Pelham, NH – Over the last two weeks RecipeRelay has featured Mexican inspired dishes.  First there was Jessie’s Fall Harvest Chilaquiles then Lauren’s rich and flavorful Sopa de ajo (garlic soup).  This week, we are going to travel a bit further south to the South American country of Paraguay.  This is where my brother-in-law comes from and where his family still lives today (Nestor, say hello to everyone).  As an adventurous cook, I periodically attempt to re-create the dishes he remembers from home.  Over the years we’ve mastered one dish–creamy Kiveve (pronounced “key-vay-vay”), a sort of “pumpkin polenta” that is popular and traditional in Paraguay.  For this dish I will relay the queso fresco from Lauren’s recipe and I will continue the fall squash theme by using a sugar pumpkin.  In this post, I will show you how to enjoy Kiveve in three ways: as a vegetarian entrée, as a side dish, and as a dessert.

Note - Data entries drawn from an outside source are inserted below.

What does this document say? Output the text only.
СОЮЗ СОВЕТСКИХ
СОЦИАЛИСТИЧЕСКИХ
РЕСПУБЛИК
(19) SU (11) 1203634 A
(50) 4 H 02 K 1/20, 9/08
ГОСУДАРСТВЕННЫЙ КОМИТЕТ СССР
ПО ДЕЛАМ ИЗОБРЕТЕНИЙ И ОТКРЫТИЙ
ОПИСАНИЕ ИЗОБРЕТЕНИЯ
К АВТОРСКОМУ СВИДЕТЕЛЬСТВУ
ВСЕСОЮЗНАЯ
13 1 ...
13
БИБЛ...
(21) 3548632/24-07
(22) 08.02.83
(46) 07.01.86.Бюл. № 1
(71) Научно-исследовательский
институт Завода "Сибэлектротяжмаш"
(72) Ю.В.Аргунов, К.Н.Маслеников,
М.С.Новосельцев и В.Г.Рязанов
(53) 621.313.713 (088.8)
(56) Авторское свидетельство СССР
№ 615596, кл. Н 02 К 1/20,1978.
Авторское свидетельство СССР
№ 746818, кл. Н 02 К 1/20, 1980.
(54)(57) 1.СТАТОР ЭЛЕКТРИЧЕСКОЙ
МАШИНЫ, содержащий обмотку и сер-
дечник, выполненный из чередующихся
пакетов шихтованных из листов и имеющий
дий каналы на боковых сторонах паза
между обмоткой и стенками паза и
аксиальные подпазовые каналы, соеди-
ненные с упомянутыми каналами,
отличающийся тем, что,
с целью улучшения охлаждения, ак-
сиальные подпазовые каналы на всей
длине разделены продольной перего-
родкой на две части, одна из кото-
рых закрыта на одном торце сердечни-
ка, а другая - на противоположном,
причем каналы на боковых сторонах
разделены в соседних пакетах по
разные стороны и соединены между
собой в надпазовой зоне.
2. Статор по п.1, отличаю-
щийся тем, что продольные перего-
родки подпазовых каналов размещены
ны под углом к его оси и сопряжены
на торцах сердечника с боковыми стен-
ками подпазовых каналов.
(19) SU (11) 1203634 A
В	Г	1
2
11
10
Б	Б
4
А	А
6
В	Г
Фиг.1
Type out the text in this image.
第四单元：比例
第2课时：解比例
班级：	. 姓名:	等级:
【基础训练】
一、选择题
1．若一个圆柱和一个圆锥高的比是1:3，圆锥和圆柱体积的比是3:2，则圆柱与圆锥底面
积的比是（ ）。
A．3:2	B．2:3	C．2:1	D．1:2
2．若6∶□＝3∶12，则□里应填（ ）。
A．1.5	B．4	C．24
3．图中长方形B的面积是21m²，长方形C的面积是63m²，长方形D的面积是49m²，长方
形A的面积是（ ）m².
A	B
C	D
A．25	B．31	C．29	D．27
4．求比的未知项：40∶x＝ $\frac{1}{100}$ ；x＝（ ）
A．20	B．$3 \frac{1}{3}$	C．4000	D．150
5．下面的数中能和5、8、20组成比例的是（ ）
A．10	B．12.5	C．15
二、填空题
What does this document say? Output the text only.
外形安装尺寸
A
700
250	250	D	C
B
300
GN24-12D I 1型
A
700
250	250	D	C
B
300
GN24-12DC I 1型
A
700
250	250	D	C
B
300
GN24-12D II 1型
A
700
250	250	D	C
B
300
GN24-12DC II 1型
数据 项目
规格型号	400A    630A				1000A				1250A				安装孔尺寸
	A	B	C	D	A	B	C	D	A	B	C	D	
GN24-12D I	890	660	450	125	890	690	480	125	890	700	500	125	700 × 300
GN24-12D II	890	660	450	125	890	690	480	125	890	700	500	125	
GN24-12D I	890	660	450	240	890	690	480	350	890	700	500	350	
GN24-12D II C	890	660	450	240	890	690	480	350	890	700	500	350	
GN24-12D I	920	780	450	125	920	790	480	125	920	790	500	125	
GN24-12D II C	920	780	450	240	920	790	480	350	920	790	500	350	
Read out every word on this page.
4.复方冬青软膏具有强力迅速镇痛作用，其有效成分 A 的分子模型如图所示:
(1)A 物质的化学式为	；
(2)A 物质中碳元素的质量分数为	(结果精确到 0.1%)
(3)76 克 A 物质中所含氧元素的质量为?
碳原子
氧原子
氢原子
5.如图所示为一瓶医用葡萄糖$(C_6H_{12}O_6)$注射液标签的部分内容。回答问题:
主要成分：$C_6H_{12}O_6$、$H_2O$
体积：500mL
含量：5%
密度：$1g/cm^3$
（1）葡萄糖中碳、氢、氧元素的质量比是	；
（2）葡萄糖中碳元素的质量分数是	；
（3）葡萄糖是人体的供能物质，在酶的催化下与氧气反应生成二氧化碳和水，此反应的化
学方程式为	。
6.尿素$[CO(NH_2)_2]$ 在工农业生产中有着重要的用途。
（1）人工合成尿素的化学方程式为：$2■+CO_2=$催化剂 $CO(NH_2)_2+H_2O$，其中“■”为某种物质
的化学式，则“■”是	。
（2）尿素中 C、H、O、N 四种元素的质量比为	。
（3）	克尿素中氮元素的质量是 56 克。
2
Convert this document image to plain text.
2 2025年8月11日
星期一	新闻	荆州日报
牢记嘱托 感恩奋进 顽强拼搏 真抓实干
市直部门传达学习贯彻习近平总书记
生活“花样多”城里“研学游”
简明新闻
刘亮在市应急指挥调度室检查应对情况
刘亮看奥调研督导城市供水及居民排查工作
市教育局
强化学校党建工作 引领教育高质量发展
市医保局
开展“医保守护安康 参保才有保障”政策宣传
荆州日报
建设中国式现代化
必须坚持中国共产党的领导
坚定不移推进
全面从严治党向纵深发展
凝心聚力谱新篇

As a general rule, we don’t hear much about the country of Paraguay.  Although the country is making great strides in recent years, Paraguay remains the poorest and most underdeveloped country in South America; a landlocked country bordered by Brazil, Argentina, and Bolivia.  Nestor’s family lives in Asunción, the capital and largest city in Paraguay.  Growing up, Nestor’s mother would make Kiveve three to four times per month serving it exclusively as a mid-afternoon (post lunch) dessert.  Other published recipes of the region call for Kiveve to be served as a side dish to accompany grilled meats–a huge part of the Paraguayan diet.  If you’ve ever eaten at a Brazilian Churrascaria, then you have a fair sense of the food culture of Paraguay.